Op zoek naar dezelfde
vader.
Abraham in de trialoog. |
|
Terug
naar Homepage Terug naar Archief Naar Weblog |
Het graf
van Abraham in Hebron wordt jaarlijks door duizenden Joden en Moslims bezocht.
Ze vereren de man die voor Joden, Moslims en Christenen geldt als aartsvader en
voorbeeldig gelovige. De nagedachtenis van Abraham verenigt Joden en Moslims:
ze komen naar hetzelfde graf. Maar zijn nagedachtenis scheidt hen ook. Moslims
en Joden komen langs gescheiden ingangen naar de tombe waar Abraham ligt.

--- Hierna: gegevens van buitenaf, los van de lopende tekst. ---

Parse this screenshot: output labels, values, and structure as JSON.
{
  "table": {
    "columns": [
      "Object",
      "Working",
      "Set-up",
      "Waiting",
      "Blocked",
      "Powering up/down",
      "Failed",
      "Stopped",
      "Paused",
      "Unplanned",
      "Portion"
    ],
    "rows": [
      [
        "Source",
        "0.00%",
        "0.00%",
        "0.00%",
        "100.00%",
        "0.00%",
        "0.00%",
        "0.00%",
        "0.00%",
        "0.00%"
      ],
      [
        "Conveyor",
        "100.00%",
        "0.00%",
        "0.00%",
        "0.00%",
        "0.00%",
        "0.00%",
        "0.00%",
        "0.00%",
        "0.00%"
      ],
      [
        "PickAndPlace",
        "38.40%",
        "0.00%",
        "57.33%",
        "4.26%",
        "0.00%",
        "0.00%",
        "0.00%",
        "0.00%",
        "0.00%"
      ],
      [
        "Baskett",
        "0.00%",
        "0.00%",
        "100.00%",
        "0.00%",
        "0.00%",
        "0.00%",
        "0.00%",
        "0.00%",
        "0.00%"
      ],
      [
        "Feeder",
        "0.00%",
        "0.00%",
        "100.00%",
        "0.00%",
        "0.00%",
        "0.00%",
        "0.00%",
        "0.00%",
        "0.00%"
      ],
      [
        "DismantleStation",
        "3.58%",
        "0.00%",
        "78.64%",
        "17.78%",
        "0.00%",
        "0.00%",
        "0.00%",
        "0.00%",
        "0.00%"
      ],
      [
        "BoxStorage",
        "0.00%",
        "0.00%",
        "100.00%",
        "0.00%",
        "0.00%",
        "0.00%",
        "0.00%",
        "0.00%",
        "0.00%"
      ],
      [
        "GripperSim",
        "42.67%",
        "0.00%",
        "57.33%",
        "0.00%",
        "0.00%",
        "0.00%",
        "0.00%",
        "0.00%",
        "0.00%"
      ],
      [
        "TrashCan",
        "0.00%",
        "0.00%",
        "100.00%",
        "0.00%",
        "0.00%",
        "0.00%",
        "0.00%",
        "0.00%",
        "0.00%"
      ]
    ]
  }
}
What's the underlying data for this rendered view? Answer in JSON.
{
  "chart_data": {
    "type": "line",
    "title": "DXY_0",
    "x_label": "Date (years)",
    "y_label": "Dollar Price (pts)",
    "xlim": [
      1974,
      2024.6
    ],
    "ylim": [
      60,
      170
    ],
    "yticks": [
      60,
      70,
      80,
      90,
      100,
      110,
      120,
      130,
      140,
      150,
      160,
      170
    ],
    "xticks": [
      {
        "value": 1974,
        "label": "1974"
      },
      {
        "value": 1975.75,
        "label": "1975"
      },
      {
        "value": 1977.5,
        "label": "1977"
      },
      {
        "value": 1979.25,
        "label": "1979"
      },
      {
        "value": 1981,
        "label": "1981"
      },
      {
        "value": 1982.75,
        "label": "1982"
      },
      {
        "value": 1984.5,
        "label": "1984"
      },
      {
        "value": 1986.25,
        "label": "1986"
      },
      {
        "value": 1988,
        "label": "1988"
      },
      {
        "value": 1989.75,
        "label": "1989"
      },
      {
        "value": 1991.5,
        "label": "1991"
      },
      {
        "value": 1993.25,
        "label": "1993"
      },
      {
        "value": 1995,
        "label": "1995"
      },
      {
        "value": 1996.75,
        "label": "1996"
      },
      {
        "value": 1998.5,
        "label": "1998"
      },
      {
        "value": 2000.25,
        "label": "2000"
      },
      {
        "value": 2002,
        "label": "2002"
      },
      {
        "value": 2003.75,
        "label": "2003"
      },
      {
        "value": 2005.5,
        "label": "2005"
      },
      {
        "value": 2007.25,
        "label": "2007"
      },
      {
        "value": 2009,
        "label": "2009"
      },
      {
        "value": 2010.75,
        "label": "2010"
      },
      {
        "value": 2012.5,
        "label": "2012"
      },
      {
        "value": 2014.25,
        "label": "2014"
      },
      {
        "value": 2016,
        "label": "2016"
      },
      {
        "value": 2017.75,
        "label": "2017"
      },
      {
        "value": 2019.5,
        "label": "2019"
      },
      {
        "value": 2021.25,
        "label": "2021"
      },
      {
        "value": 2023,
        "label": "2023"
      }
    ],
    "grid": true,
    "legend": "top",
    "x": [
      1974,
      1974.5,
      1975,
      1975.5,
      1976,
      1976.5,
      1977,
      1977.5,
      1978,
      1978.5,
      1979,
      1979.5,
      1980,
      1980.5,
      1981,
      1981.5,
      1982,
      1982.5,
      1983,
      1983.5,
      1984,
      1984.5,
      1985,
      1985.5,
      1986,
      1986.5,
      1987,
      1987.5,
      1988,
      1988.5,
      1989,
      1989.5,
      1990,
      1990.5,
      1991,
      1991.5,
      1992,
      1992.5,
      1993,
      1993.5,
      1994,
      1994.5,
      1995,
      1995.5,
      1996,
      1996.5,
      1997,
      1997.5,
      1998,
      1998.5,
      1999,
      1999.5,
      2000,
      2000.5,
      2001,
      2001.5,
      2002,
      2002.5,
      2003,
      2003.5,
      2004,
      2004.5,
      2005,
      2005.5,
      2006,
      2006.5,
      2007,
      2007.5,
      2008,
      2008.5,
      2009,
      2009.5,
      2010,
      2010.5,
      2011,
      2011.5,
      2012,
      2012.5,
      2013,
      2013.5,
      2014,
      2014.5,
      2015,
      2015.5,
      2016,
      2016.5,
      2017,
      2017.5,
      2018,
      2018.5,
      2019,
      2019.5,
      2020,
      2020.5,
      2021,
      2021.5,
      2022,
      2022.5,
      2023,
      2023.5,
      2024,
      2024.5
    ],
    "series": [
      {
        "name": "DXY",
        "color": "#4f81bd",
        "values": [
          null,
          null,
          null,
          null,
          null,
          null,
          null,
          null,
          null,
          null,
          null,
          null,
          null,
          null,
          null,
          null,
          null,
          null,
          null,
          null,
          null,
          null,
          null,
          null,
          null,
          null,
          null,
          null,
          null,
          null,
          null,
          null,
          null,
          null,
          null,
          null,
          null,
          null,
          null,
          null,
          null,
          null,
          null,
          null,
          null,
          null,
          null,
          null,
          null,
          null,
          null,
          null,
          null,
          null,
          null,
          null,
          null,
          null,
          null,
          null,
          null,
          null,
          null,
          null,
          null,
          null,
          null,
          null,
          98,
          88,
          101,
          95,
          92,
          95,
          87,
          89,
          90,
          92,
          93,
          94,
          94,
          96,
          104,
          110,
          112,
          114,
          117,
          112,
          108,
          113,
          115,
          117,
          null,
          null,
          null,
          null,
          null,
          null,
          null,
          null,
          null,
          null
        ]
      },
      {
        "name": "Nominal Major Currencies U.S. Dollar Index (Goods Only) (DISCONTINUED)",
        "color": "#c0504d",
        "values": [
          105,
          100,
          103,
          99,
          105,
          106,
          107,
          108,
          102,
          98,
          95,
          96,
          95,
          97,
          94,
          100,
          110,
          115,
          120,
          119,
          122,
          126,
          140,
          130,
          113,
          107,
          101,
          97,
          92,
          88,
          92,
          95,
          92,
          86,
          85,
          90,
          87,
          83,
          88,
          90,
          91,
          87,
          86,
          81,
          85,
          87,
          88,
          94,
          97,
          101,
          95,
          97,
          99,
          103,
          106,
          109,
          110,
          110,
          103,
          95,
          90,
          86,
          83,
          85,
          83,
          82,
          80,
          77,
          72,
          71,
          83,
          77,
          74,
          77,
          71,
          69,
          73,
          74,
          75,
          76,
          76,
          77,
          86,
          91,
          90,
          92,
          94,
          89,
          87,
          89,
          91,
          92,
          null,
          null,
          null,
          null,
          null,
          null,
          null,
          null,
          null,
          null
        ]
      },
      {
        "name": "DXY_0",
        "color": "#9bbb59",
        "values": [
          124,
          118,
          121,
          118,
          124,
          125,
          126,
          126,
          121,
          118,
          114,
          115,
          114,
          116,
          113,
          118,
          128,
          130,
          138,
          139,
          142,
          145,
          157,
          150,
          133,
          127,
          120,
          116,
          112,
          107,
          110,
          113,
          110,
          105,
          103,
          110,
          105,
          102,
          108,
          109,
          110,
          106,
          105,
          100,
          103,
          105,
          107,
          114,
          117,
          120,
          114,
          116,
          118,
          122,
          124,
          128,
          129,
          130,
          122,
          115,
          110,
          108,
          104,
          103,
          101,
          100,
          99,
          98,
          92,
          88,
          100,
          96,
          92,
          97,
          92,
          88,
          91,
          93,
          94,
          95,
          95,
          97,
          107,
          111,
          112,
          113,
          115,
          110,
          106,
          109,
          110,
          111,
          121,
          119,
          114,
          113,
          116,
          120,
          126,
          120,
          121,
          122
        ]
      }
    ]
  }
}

En
waar zijn eigenlijk de Christenen? Waarom komen zij niet in grote getale naar
Abrahams graf? Kan Abraham hen zo weinig schelen? Verwantschap Het
beroep op Abraham als gezamenlijke stamvader benadrukt de verwantschap tussen
Jodendom, Christendom en Islam. Die verwantschap ligt in de
ontstaansgeschiedenis van de drie godsdiensten, maar de verwantschap is meer
dan alleen historisch. Er bestaat een enorme inhoudelijke overeenkomst. In alle
drie de geloofsrichtingen gaat het om zonde, vergeving, gerechtigheid en
oordeel. Het benadrukken van Abraham als gemeenschappelijke vader betekent dat Joden,
Christenen en Moslims ten diepste broeders en zusters van elkaar zijn. Daarmee
is het ook een opdracht: als broeders en zusters moeten we in vrede met elkaar
leven en elkaar bijstaan. Maar
Abraham scheidt ook. Er wordt in de verschillende tradities heel verschillend
over Abraham gesproken. In de Koran wordt gezegd dat Abraham geen Jood is en
geen Christen maar een godzoeker en een ‘overgegevene’, een woord dat in de
traditie de betekenis Moslim gekregen heeft (Soera 3:67). Abraham geldt in de
Islamitische traditie als de eerste Moslim. In de Islamitische traditie is
Ismaël zijn favoriete zoon geworden. Hij is degene die door Abraham geofferd
wordt. Als Ismaël met zijn moeder Hagar weggezonden worden, begeleidt Abraham
hen totdat ze in Mekka zijn aangekomen. Bij een later bezoek aan Mekka bouwen
Abraham en Ismaël samen de Ka’aba, het centrale Islamitische heiligdom. Isma’el
wordt de stamvader van de arabieren, in het bijzonder van de stam van de
Quraysh, de stam waar Mohammed toe behoorde. Trialoog Maar het is de vraag of in een ontmoeting van Joden,
Moslims en Christenen een geloofsgesprek over deze inhoudelijke verschillen en
overeenkomsten wel het hoogst op de agenda hoort te staan. Ik denk dat het het belangrijkste is om elkaar eerst te
leren kennen. De ontmoeting is op zich al een belangrijk theologisch statement:
je erkent elkaar, je wilt met elkaar praten. Je wilt elkaar vrede en veiligheid
bieden. We moeten niet onderschatten hoe bedreigd elke gesprekspartner zich
voelt door discriminatie, Jodenhaat of
door de drastische verandering van
de leefomgeving. Zo’n ontmoeting is ook belangrijk om elkaars geloof te
leren kennen. Dat kan doordat je met elkaar praat, maar het kan ook gewoon door
een rondleiding in kerk, synagoge of moskee of door het bijwonen van een
gebedsdienst. Op die manier bestrijd je de vertekeningen die bij elkaar
bestaan. En omdat je elkaar kent, kan je elkaar aanspreken als dat nodig is. De dialoog of trialoog kan ook helpen bij een eigen proces
van zelfverheldering. Wat betekent het voor ons om te leven in een
multi-religieuze samenleving. Want een multi-religieuze samenleving vraagt
enerzijds van je dat je in je eigen geloof een zekere openheid voor anderen
bezit. Aan de andere kant moet je ook goed weten wat je eigen identiteit is.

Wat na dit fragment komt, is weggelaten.